As ceramidas também podem se tornar deletérias quando nossos corpos as produzem em excesso. Nós quebramos as gorduras que comemos para produzir ácidos graxos, alguns dos quais são transportados para o caminho que produz ceramidas. Nossas células normalmente fabricam apenas pequenas quantidades de ceramidas. Quando nossa dieta contém muita gordura, no entanto, a síntese das moléculas aumenta. “A via da ceramida é uma espécie de via de transbordamento” para o excesso de ácidos graxos, diz Scherer.
A ligação com a dieta provavelmente explica por que as ceramidas aumentam em tantas condições metabólicas relacionadas à dieta. Por exemplo, pesquisadores usando cromatografia líquida-espectrometria de massa encontraram níveis elevados de ceramidas específicas em pacientes com obesidade, diabetes tipo 2, doença hepática gordurosa não alcoólica e vários tipos de condições cardiovasculares, incluindo aterosclerose, insuficiência cardíaca e acidente vascular cerebral. E estudos com roedores sugerem que as ceramidas podem ser mais do que apenas espectadores. O uso de tratamentos químicos ou manipulações genéticas para reduzir os níveis de ceramida pode proteger os animais de muitas dessas doenças.
Alguns pesquisadores ainda não estão convencidos. “Se eles são causais ou um resultado – na minha opinião, não sabemos”, diz Futerman. Mas o fisiologista Scott Summers, da Universidade de Utah, que estuda as ceramidas há mais de 20 anos, é um dos pesquisadores que aceita seus efeitos na saúde. “Os dados para nós foram perfeitamente claros de que essas são moléculas importantes”.
OS PESQUISADORES CONTINUAM a se aprofundar na biologia das ceramidas, mas também estão de olho nos lipídios como biomarcadores potencialmente valiosos para avaliar o risco de doença cardíaca de um paciente. Os fatores tradicionais para avaliar esse risco incluem idade, sexo, se o paciente fuma ou tem diabetes e medições laboratoriais de lipídios, como o colesterol LDL. No entanto, esses indicadores não sinalizam todos que estão em perigo. Na verdade, cerca de 15% das pessoas que sofrem ataques cardíacos não apresentam nenhum fator de risco padrão.
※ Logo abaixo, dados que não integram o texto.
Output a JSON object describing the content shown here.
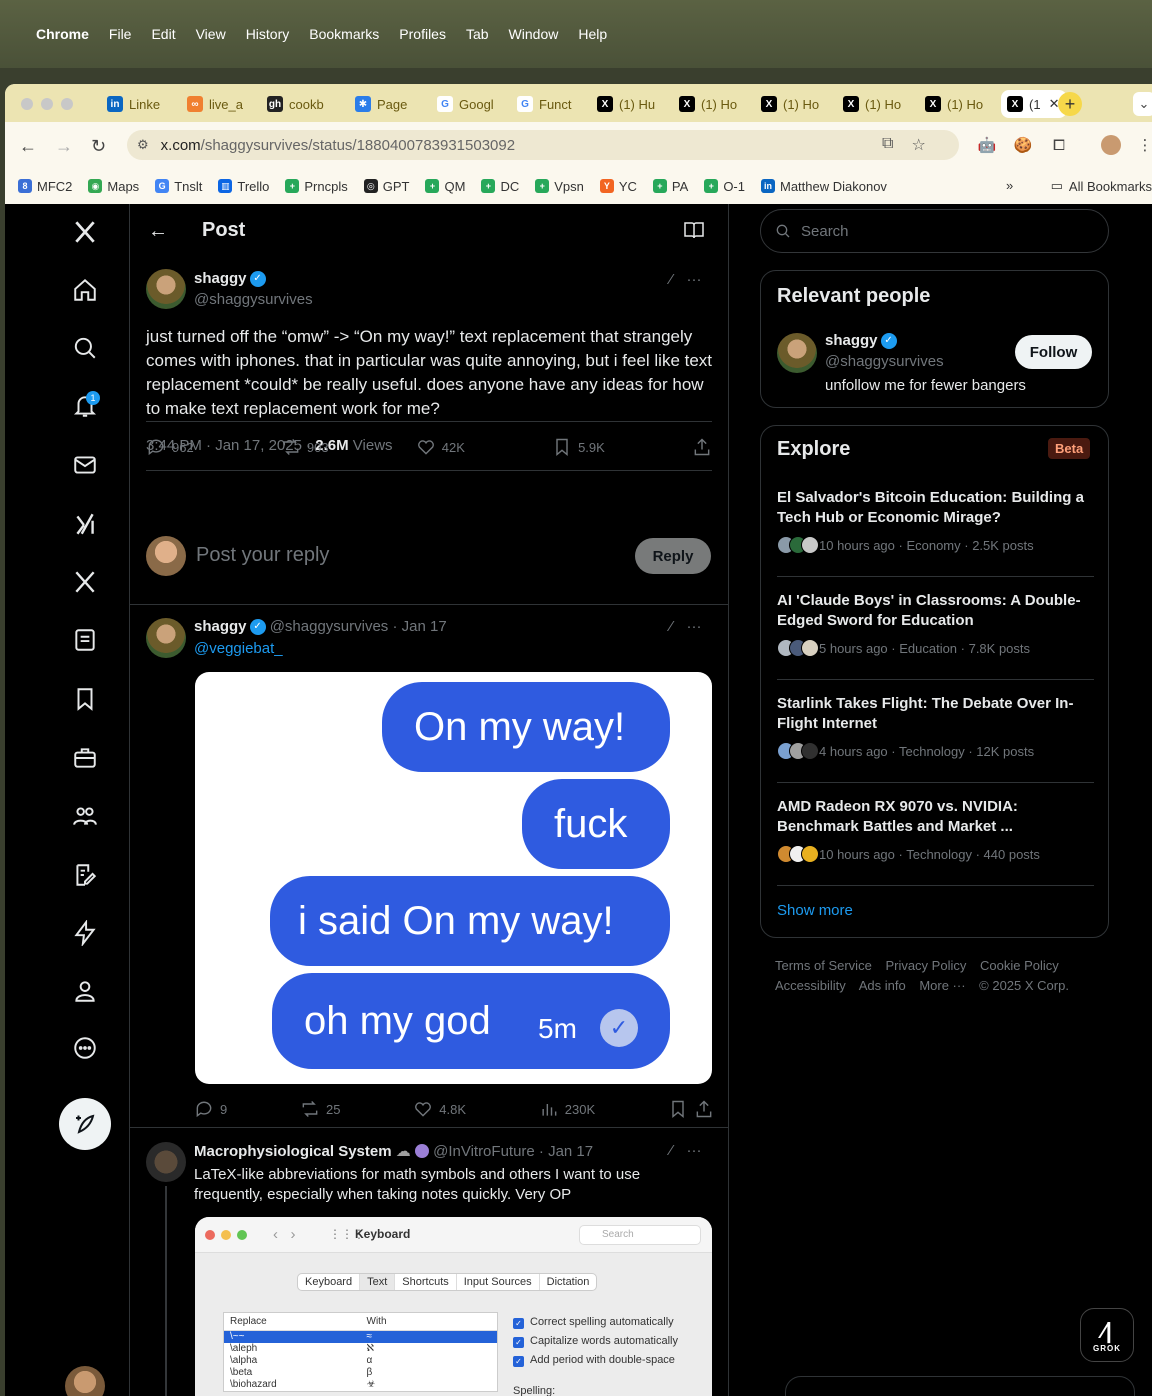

As ceramidas podem preencher a lacuna. Em um estudo de 2016, o farmacologista clínico Reijo Laaksonen, da Zora Biosciences e da Tampere University, e seus colegas analisaram os níveis de colesterol e ceramida em pessoas com doenças cardíacas. As ceramidas sanguíneas preveem com precisão se essas pessoas morreriam de ataques cardíacos. Por exemplo, a abundância de uma variedade de ceramida com uma cauda de 16 carbonos foi 17% maior em pacientes que morreram do que em indivíduos que sobreviveram. Em contraste, o colesterol LDL não forneceu nenhum insight – era mais alto nas pessoas que não tiveram ataques cardíacos, relataram os cientistas. Laaksonen e seus colegas, assim como outras equipes de pesquisa, também descobriram que os níveis de ceramida revelam risco cardiovascular na população em geral. No geral, estudos em mais de 100.000 pessoas confirmam o poder preditivo do teste de ceramida, diz Laaksonen. “É muito justo dizer que o teste de ceramida é o melhor marcador de risco baseado em lipídios para eventos cardiovasculares.” A Zora licenciou seus algoritmos de pontuação de ceramida para a Mayo Clinic e a Quest.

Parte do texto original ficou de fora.